Help Seattle Honor Octavia Butler By Naming A Park After Her

By Brent McKnight | Published

This article is more than 2 years old

Octavia ButlerThe weather in the Pacific Northwest is generally a rather gloomy affair. It rains most of the year, and grey skies are the norm for three out of four seasons, sometimes more. We’re a generally pasty, vitamin D deprived sort of people. Is it any wonder we spend a great deal of time indoors, imagining fantastic worlds to take our minds off of our dreary surroundings? We do have a science fiction museum, after all.

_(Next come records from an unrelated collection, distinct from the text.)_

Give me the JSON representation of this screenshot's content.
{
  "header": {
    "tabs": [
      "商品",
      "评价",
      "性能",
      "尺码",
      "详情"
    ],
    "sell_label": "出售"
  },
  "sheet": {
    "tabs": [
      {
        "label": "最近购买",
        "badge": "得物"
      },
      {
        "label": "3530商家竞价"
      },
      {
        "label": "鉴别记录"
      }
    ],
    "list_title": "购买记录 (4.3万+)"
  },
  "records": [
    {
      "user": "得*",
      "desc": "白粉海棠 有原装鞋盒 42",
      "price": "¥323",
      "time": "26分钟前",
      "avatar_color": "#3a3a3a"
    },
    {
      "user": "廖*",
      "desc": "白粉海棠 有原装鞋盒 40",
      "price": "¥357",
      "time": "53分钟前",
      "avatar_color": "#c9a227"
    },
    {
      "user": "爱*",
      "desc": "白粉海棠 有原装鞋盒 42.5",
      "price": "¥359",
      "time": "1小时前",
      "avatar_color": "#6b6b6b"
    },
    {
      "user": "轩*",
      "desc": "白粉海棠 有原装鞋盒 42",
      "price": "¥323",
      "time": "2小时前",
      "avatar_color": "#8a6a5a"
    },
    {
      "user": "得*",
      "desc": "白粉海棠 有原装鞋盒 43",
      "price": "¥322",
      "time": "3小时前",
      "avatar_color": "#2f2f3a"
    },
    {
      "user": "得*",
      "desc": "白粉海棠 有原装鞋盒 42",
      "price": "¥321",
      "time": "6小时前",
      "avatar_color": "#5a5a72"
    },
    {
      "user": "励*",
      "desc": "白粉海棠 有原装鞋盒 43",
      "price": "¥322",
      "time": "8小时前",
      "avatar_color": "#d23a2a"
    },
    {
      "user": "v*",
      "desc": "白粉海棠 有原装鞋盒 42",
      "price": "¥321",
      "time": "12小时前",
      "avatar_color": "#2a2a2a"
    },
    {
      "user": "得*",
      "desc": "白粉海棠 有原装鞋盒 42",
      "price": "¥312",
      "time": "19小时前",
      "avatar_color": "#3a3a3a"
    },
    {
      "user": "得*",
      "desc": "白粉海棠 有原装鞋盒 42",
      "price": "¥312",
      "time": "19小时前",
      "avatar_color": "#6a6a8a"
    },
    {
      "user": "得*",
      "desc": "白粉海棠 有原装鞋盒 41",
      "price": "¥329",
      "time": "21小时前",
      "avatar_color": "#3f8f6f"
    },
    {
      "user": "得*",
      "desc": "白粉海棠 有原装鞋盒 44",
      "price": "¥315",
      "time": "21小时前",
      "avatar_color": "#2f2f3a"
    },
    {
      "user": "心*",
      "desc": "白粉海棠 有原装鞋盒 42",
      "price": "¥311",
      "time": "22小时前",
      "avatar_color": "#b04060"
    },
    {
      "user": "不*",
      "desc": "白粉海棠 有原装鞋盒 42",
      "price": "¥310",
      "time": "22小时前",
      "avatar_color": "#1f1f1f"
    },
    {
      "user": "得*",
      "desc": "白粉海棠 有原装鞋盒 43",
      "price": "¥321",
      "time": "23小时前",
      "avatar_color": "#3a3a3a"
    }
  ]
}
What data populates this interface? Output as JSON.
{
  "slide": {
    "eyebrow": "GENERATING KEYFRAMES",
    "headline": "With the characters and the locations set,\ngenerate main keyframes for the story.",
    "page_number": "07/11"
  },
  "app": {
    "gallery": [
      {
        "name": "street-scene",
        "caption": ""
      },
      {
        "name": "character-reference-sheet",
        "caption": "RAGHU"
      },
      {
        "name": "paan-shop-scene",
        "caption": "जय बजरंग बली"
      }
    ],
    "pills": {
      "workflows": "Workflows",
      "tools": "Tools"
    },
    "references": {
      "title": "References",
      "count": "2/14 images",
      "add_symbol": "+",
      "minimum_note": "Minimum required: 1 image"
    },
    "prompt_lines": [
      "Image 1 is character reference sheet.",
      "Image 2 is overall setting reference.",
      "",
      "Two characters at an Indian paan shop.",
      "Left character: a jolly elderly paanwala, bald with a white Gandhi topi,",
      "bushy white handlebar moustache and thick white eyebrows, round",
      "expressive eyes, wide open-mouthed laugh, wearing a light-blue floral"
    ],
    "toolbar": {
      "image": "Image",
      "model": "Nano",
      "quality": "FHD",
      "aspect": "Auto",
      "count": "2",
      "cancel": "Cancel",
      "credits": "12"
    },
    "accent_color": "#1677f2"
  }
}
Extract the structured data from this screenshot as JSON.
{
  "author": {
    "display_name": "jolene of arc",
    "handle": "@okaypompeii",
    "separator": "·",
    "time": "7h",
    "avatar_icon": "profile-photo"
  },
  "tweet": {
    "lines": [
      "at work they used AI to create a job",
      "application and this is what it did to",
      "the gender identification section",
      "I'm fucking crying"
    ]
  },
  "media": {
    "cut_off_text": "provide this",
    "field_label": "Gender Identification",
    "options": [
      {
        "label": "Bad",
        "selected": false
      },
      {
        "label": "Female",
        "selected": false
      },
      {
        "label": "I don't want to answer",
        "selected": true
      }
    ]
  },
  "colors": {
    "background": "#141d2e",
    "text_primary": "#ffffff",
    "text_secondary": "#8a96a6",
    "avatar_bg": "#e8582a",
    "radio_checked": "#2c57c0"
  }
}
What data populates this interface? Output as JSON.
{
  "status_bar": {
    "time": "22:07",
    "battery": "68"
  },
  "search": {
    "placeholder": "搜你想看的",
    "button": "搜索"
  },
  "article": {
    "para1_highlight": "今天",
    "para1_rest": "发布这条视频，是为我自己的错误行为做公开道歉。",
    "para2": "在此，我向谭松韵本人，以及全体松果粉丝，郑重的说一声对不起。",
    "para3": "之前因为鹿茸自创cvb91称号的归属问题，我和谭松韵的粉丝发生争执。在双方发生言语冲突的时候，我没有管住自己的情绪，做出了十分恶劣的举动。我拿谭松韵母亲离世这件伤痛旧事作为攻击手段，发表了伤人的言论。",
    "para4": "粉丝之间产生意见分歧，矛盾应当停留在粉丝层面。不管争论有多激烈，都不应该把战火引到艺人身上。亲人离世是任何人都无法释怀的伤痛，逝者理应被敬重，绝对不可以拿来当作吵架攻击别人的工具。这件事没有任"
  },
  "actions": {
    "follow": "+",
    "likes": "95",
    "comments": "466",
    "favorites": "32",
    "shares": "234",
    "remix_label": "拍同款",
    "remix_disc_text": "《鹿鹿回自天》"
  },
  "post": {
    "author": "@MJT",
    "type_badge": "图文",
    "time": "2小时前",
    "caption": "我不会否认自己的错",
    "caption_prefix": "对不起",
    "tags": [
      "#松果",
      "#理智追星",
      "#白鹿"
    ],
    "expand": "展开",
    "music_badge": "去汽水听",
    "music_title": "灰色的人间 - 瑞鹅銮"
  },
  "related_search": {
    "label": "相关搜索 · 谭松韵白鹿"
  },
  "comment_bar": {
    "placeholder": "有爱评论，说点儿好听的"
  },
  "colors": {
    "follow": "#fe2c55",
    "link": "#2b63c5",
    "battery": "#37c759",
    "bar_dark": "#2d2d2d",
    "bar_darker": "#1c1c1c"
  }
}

The region has produced, and been home to, a number of notable science fiction writers over the years. Ursula K. Le Guin (The Left Hand of Darkness) has lived in Portland for much of her career, and Tacoma is the birthplace of Frank Herbert (Dune)—his son Brian still lives in the region. Now you can help the City of Seattle name a park for another one of our sci-fi luminaries, Octavia Butler. She lived here for years, from 1999 until her death in 2006, so we claim her as one of our own.

We recently wrote about the push in Tacoma, Seattle’s little sister to the south, to name a park after Herbert. Not to be outdone, Seattle genre enthusiasts have started their own movement to christen a new public space for Butler. Political, insightful, inventive, and just plain awesome, she’s should be considered a national freaking treasure.

Located at 19th Avenue East and East Madison Street, the park is a small triangular plot of land on the border between Seattle’s Capital Hill neighborhood and the Central District. If we’re lucky, before long all Northwest public spaces will bear the names of notable icons of science fiction. Anyone up for Philip K. Dick Playfield? I’d consider having kids just so I could take them there.

Born in Pasadena, California, and best known for her Patternist series of novels, as well as standalones like Kindred, Butler collected an impressive collection of awards over the course of her long career. Her first short story appeared in 1971, in an anthology of work from the Clarion Writer’s Conference, and continued publishing into the 2000s. Among her notable mantel decorations, she counts numerous Hugo and Nebula Awards, as well as one of the MacArthur Foundation’s “Genius” Grants.

A gay, African-American, female, you can imagine Butler was something of an anomaly in her chosen literary genre, and filled her pages. Themes of social criticism infuse her work, and her novels often confront topics like race, sexuality, gender, religion and class, both as metaphor and as overt pieces of the puzzle.

Voting for the name of the park continues through July 14, with a decision scheduled to come down shortly after.